Drawing a Line 9 in the sand

Activists call for acts of civil disobedience and on province to stop Enbridge plan to ship tar sands crude eastward through Toronto

Reaction was pointed and swift to the National Energy Board’s decision late Thursday to allow Enbridge to ship tar sands crude through its Line 9 pipeline.

On Friday, protestors gathered on the lawn outside Queen’s Park to draw their own line in the sand against the plan. Some among them called for acts of civil disobedience to block the construction work that will be required to retrofit the existing line so that its flow can be reversed to start shipping crude from Alberta to refineries in Quebec.

The NEB’s decision gives Enbridge approval to ship 300,000 barrels a day of heavy crude that environmentalists warn is more corrosive than standard oil and that the nearly four decades old pipeline is not equipped to handle.

Meanwhile, at a press conference in the media studio at Queen’s Park, activists, environmentalists and First Nations representatives condemned the NEB’s decision for failing to take into account the health and safety concerns of people living along the line, which stretches from Sarnia to Montreal and through Toronto roughly along the Finch corridor in the north end of the city.

What follows is a sampling of what they had to say.

Musician and activist Sarah Harmer called on the provincial government to order a full environmental assessment of the NEB’s decision.

“This is the provincial government that brought forward the Clean Water Act. This is the provincial government that brought forward the Greenbelt Act, that is now considering the Great Lakes [Protection] Act, that passed the Lake Simcoe Protection Act. We need this provincial Liberal government to stand up for this land that they have clearly already stood up for in these many other Acts, because the risks as we know are huge. And it is the province’s responsibility to protect source water, to protect species, and to protect Ontarians from harm. And we know that we are currently in harm’s way with this decision.”

Vanessa Gray of the Aamjiwnaang First Nation near Sarnia warned that Enbridge should expect resistance from First Nations.

“We have the right to stand up for our land. We will ensure that this [project] will not happen.”

Reverend Andrea Budgey, an Anglican priest who lives near Line 9 in Toronto, said that it’s time for Canadians to look past our dependence on fossil fuels.

“There is a moral imperative for us all to engage with these issues in a far more sophisticated and comprehensive way than the NEB process has done, moving beyond questions of industrial speed and convenience to take into account not only the very serious, immediate issues of community health and safety, but also the absolutely ruinous danger which tar sands extraction poses to the health of the planet as a whole.”

Marilyn Eriksen, Ward 24 resident of Toronto who lives near Line 9, said taxpayers could be stuck with clean up costs, devalued properties and contaminated drinking water in the event of an accident or spill.

“Costs [of a clean-up] could escalate to multi-billion-dollar damages, and Enbridge has stated it is insured for comprehensive and liability insurance of only $685 million.”

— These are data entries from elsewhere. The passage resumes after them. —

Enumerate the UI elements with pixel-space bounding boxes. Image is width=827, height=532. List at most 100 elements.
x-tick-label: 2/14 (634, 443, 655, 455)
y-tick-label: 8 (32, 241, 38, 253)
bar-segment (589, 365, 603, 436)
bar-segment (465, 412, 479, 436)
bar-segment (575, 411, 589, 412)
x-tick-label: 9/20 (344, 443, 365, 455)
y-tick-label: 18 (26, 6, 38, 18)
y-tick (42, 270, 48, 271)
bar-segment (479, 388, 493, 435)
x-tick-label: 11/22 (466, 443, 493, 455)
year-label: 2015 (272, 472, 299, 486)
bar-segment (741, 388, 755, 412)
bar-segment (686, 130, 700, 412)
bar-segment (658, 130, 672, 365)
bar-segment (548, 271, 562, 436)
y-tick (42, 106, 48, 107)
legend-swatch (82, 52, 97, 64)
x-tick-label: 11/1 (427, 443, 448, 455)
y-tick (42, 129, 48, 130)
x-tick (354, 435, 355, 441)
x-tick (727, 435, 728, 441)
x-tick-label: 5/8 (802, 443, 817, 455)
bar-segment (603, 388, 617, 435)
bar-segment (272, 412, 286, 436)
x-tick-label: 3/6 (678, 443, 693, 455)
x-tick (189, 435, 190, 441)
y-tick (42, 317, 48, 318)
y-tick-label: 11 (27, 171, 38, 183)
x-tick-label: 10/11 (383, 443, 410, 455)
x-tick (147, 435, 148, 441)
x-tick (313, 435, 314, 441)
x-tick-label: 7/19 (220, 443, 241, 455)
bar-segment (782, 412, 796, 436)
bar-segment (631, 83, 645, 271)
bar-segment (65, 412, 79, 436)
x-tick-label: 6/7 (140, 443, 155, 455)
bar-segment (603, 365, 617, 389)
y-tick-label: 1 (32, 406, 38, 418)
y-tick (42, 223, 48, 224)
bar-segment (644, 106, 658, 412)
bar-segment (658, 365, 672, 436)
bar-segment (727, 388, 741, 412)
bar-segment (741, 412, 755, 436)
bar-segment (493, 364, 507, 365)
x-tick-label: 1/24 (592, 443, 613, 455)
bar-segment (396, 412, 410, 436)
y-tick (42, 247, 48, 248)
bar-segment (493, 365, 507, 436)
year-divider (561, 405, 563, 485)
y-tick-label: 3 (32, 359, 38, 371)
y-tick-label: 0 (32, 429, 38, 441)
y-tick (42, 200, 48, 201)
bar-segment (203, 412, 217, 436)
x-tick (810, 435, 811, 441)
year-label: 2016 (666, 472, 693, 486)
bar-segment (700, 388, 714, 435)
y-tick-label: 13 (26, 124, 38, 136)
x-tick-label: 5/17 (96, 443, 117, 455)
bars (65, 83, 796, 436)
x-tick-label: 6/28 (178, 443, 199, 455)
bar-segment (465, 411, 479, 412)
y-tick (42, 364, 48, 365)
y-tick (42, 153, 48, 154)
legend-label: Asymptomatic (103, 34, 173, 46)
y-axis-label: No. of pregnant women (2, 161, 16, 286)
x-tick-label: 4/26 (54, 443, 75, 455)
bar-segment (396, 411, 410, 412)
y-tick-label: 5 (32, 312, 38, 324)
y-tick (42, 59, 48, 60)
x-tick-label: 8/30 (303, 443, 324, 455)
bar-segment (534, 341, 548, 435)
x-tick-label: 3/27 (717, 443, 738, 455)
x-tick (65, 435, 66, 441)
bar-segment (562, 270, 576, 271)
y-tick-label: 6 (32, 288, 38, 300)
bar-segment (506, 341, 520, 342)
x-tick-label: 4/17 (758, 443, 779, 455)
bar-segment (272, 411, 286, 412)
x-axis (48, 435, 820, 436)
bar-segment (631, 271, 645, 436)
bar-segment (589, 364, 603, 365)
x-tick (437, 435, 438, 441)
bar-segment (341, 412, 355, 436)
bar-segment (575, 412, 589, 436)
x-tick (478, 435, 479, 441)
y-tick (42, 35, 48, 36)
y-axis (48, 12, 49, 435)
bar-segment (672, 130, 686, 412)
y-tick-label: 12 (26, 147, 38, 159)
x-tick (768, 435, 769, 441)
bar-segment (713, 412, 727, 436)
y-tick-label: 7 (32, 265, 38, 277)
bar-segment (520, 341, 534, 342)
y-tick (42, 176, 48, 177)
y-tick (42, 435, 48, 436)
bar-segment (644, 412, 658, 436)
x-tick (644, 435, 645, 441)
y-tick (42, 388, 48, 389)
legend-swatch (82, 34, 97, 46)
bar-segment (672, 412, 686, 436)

Lyn Adamson of Voice of Women said Canada needs a different kind of National Energy Board, one that looks at the energy future of Canada as a whole, and is not just tasked the approval of oil and gas projects.

“The National Energy Board didn’t allow us look at upstream costs or downstream costs. Just the local costs if there might be a spill with the pipeline. The insurance costs of the flood in Toronto, of the one in Calgary – the costs that are coming from climate change-related weather catastrophes – those are extreme problems and we have to deal with them. They’re not being costed in. Unless we change to a renewable energy future those costs are just going to continue to rise.”